5 Takeaways From Online Holiday Shopping 2010
Every fall we see a surge of speculation leading up to the holiday shopping season. Will consumers spend more this year? What should digital marketers do differently to keep pace with consumer demands?
Rarely do retailers look back afterward to ask themselves, "How did we really do and what can we learn from it"
Baynote surveyed 500 U.S. shoppers about their online experience this holiday season. Shoppers provided their thoughts on online retailers' behavioral retargeting and privacy practices, mobile and social features, offers and promotions, and product merchandising approaches.

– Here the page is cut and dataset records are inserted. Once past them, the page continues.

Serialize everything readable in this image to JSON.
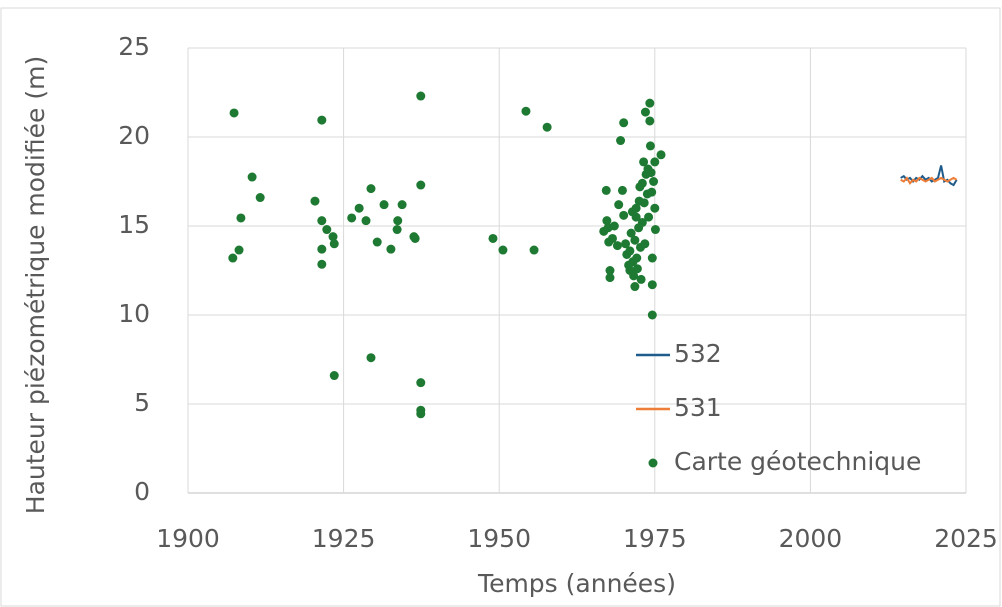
{
  "chart_data": {
    "type": "scatter",
    "xlabel": "Temps (années)",
    "ylabel": "Hauteur piézométrique modifiée (m)",
    "xlim": [
      1900,
      2025
    ],
    "xticks": [
      1900,
      1925,
      1950,
      1975,
      2000,
      2025
    ],
    "ylim": [
      0,
      25
    ],
    "yticks": [
      0,
      5,
      10,
      15,
      20,
      25
    ],
    "grid": true,
    "legend": "lower right",
    "series": [
      {
        "name": "532",
        "color": "#1f5c8b",
        "mode": "line",
        "x": [
          2014.5,
          2015,
          2015.5,
          2016,
          2016.5,
          2017,
          2017.5,
          2018,
          2018.5,
          2019,
          2019.5,
          2020,
          2020.5,
          2021,
          2021.5,
          2022,
          2022.5,
          2023,
          2023.5
        ],
        "values": [
          17.7,
          17.8,
          17.6,
          17.7,
          17.5,
          17.7,
          17.6,
          17.8,
          17.6,
          17.7,
          17.5,
          17.6,
          17.7,
          18.4,
          17.5,
          17.6,
          17.4,
          17.3,
          17.6
        ]
      },
      {
        "name": "531",
        "color": "#ee7d37",
        "mode": "line",
        "x": [
          2014.5,
          2015,
          2015.5,
          2016,
          2016.5,
          2017,
          2017.5,
          2018,
          2018.5,
          2019,
          2019.5,
          2020,
          2020.5,
          2021,
          2021.5,
          2022,
          2022.5,
          2023,
          2023.5
        ],
        "values": [
          17.6,
          17.5,
          17.7,
          17.4,
          17.6,
          17.5,
          17.7,
          17.6,
          17.5,
          17.6,
          17.7,
          17.5,
          17.6,
          17.7,
          17.6,
          17.5,
          17.6,
          17.7,
          17.6
        ]
      },
      {
        "name": "Carte géotechnique",
        "color": "#1e7a32",
        "mode": "markers",
        "x": [
          1907.4,
          1907.2,
          1908.2,
          1908.5,
          1910.3,
          1911.6,
          1920.4,
          1921.5,
          1921.5,
          1922.3,
          1921.5,
          1921.5,
          1923.3,
          1923.5,
          1923.5,
          1926.3,
          1927.5,
          1928.6,
          1929.4,
          1929.4,
          1930.4,
          1931.5,
          1932.6,
          1933.6,
          1933.7,
          1934.4,
          1936.3,
          1936.5,
          1937.4,
          1937.4,
          1937.4,
          1937.4,
          1937.4,
          1949.0,
          1950.6,
          1954.3,
          1955.6,
          1957.7,
          1966.8,
          1967.2,
          1967.3,
          1967.5,
          1967.6,
          1967.8,
          1967.8,
          1968.2,
          1968.5,
          1969,
          1969.2,
          1969.5,
          1969.8,
          1970,
          1970,
          1970.3,
          1970.5,
          1970.8,
          1971,
          1971,
          1971.2,
          1971.4,
          1971.5,
          1971.6,
          1971.8,
          1971.8,
          1972,
          1972,
          1972.1,
          1972.2,
          1972.4,
          1972.5,
          1972.6,
          1972.7,
          1972.8,
          1973,
          1973,
          1973.2,
          1973.3,
          1973.4,
          1973.5,
          1973.6,
          1973.8,
          1973.9,
          1974,
          1974.2,
          1974.2,
          1974.3,
          1974.4,
          1974.5,
          1974.6,
          1974.6,
          1974.6,
          1974.8,
          1975,
          1975,
          1976,
          1975.1
        ],
        "values": [
          21.35,
          13.2,
          13.65,
          15.45,
          17.75,
          16.6,
          16.4,
          20.95,
          15.3,
          14.8,
          13.7,
          12.85,
          14.4,
          14.0,
          6.6,
          15.45,
          16.0,
          15.3,
          17.1,
          7.6,
          14.1,
          16.2,
          13.7,
          14.8,
          15.3,
          16.2,
          14.4,
          14.3,
          22.3,
          17.3,
          6.2,
          4.65,
          4.45,
          14.3,
          13.65,
          21.45,
          13.65,
          20.55,
          14.7,
          17.0,
          15.3,
          14.9,
          14.1,
          12.5,
          12.1,
          14.3,
          15.0,
          13.9,
          16.2,
          19.8,
          17.0,
          20.8,
          15.6,
          14.0,
          13.4,
          12.8,
          12.5,
          13.6,
          14.6,
          15.8,
          13.0,
          12.2,
          11.6,
          14.2,
          16.0,
          15.5,
          13.2,
          12.6,
          14.9,
          16.4,
          17.2,
          13.8,
          12.0,
          15.2,
          17.4,
          18.6,
          16.3,
          14.0,
          21.4,
          17.9,
          16.8,
          18.2,
          15.5,
          21.9,
          20.9,
          19.5,
          18.0,
          16.9,
          13.2,
          11.7,
          10.0,
          17.5,
          18.6,
          16.0,
          19.0,
          14.8
        ]
      }
    ]
  }
}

Some interesting results from the survey include the following:
- 55 percent rated their online shopping experience as "good," equivalent to a "B" grade;
- 57 percent said they'd like online retailers to improve their site navigation, and 54 percent said the same for site search;
- 58 percent experienced retargeting, the practice of targeting consumers with advertisements after they've clicked on a product or promotion but didn't make a purchase in that session;
- 54 percent said they felt retargeting was an invasion of their privacy, and 48 percent are turned off by retailers who use it;
- 84 percent are hesitant or unwilling to share their personal information with retailers to personalize their online experience;
- 13 percent used mobile phones to make holiday purchases this year, while 18 percent used them for comparison shopping; and
- 31 percent were influenced by promotions on Facebook, 17 percent by promotions on Twitter and 20 percent by mobile-based promotions.
What can retailers learn from these findings? They certainly show room for growth and signal the rising influence mobile and social marketing has on consumers' online shopping experiences.
Here are five tips to help you turn last year's "B" grade into an "A" in 2011:
- Listen to your customers and start improving site search and navigation. Making it easier for visitors to find products is a natural way to increase margins and keep them coming back to your site. Conduct regular tests to ensure your site is easy to navigate.
- Prioritize personalization, but be careful not to violate privacy. The large majority of consumers are hesitant or unwilling to share their personal information to receive a more personalized experience. Retailers should strongly consider asking visitors if they want to opt in to their profile-based personalization practices.
- Tread lightly with retargeting. Retargeting can cause serious damage to your brand equity. To avoid appearing like you're stalking customers, Forrester analyst Emily Riley recommends marketers prioritize data testing to find factors that generate lift first and only then cautiously test targeted creative.
- Expand digital promotions to social media. The survey proved most consumers' purchases weren't influenced by Twitter or Facebook promotions. The percentage that was influenced, is too sizable to ignore. The opportunity to reach buyers via social media will only increase as it becomes pervasive to the online experience.
- Formulate a mobile strategy. Although consumer behavior still lags retailers’ investments in mobile commerce strategies, I expect to see many more people using smartphones to research and purchase products this year. Retailers that capitalize on the opportunity will thrive.